As Jesus was walking along, he saw a man called Matthew sitting at the tax booth; and he said to him, ‘Follow me.’ And he got up and followed him.
And as he sat at dinner* in the house, many tax-collectors and sinners came and were sitting* with him and his disciples. When the Pharisees saw this, they said to his disciples, ‘Why does your teacher eat with tax-collectors and sinners?’ But when he heard this, he said, ‘Those who are well have no need of a physician, but those who are sick. Go and learn what this means, “I desire mercy, not sacrifice.” For I have come to call not the righteous but sinners.’
Then the disciples of John came to him, saying, ‘Why do we and the Pharisees fast often,* but your disciples do not fast?’ And Jesus said to them, ‘The wedding-guests cannot mourn as long as the bridegroom is with them, can they? The days will come when the bridegroom is taken away from them, and then they will fast. No one sews a piece of unshrunk cloth on an old cloak, for the patch pulls away from the cloak, and a worse tear is made. Neither is new wine put into old wineskins; otherwise, the skins burst, and the wine is spilled, and the skins are destroyed; but new wine is put into fresh wineskins, and so both are preserved.’ Matthew 9:9-17
We were in Rome last February and came across this painting by Caravaggio in a dark side altar area. Such stunning beauty and common place people, caught in the light and reflection, a moment when life changed altogether. The calling of the most unlikely and outcast. Having spent a good deal of my life feeling like an outsider, unlikely and sometimes outcast. I stood by that painting for a long time, soaking in what it means to sit with Matthew and to be called away from the business of life by God. Called away to live a life of mercy. This image is still a part of my dreams.

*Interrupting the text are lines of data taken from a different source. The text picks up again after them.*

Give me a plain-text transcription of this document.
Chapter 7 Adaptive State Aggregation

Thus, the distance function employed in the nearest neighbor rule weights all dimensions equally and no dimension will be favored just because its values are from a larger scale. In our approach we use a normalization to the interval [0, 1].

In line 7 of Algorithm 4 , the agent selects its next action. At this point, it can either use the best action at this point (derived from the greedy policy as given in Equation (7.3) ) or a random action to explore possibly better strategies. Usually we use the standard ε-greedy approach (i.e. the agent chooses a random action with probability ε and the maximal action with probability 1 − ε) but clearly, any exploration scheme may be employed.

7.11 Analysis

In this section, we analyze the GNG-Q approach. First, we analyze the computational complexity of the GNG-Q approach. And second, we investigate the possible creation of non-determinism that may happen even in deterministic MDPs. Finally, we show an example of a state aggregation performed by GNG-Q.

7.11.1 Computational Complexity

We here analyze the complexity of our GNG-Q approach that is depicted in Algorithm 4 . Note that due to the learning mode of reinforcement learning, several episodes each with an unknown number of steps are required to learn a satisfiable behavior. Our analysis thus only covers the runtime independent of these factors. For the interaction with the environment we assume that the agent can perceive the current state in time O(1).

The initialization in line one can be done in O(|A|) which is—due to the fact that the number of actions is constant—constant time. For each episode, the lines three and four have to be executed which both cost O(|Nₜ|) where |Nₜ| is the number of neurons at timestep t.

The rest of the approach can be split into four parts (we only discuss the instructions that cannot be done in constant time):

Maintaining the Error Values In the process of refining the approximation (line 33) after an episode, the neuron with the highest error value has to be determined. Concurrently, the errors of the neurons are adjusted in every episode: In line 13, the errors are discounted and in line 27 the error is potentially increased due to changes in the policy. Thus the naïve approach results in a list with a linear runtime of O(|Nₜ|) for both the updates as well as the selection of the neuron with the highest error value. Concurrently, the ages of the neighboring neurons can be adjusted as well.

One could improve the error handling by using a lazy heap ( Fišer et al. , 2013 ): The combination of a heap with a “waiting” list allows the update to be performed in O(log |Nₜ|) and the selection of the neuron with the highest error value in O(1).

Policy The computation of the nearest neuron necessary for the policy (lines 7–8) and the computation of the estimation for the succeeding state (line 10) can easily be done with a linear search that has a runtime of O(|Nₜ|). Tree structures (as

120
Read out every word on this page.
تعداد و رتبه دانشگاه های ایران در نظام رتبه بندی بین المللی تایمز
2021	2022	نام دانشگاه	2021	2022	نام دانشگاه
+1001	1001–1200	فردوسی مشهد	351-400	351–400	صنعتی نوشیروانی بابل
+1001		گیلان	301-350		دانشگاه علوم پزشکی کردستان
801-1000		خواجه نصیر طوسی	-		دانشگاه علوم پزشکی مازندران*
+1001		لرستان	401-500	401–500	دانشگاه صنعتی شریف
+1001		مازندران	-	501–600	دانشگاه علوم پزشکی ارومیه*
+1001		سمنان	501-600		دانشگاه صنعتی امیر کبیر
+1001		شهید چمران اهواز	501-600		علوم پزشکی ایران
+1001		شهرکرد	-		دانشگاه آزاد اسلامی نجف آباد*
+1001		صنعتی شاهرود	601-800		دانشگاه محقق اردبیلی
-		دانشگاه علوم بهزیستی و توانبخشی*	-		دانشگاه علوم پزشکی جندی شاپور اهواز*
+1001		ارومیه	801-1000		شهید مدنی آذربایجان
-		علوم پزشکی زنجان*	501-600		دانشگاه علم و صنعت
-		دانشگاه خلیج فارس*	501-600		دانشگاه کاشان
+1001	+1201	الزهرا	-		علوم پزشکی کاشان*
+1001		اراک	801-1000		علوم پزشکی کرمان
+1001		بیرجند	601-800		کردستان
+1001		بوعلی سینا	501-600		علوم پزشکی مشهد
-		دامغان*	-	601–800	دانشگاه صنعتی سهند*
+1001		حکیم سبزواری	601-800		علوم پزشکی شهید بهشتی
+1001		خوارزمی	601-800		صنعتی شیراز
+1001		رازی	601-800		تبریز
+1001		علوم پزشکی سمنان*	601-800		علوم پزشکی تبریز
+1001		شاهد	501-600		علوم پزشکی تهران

Jesus calls Matthew and everyone has questions. An outsider, a reject is included among the disciples. And everyone wants to know hoe to behave. Somehow the inclusion of the outsider has made them all wonder how to go forward. And Jesus invites them to live a life of mercy not rules, a life of compassion and inclusion. We, like those first followers are invited to live a life of mercy, forgiveness and inclusion. We are invited to demonstrate patience and understanding for difference.
Today I ask God to help me walk every step a procession of mercy. May we remember how we were once an outsider and an unwelcome guest. May we live mercy so that others might know God's inclusion and God's welcoming love.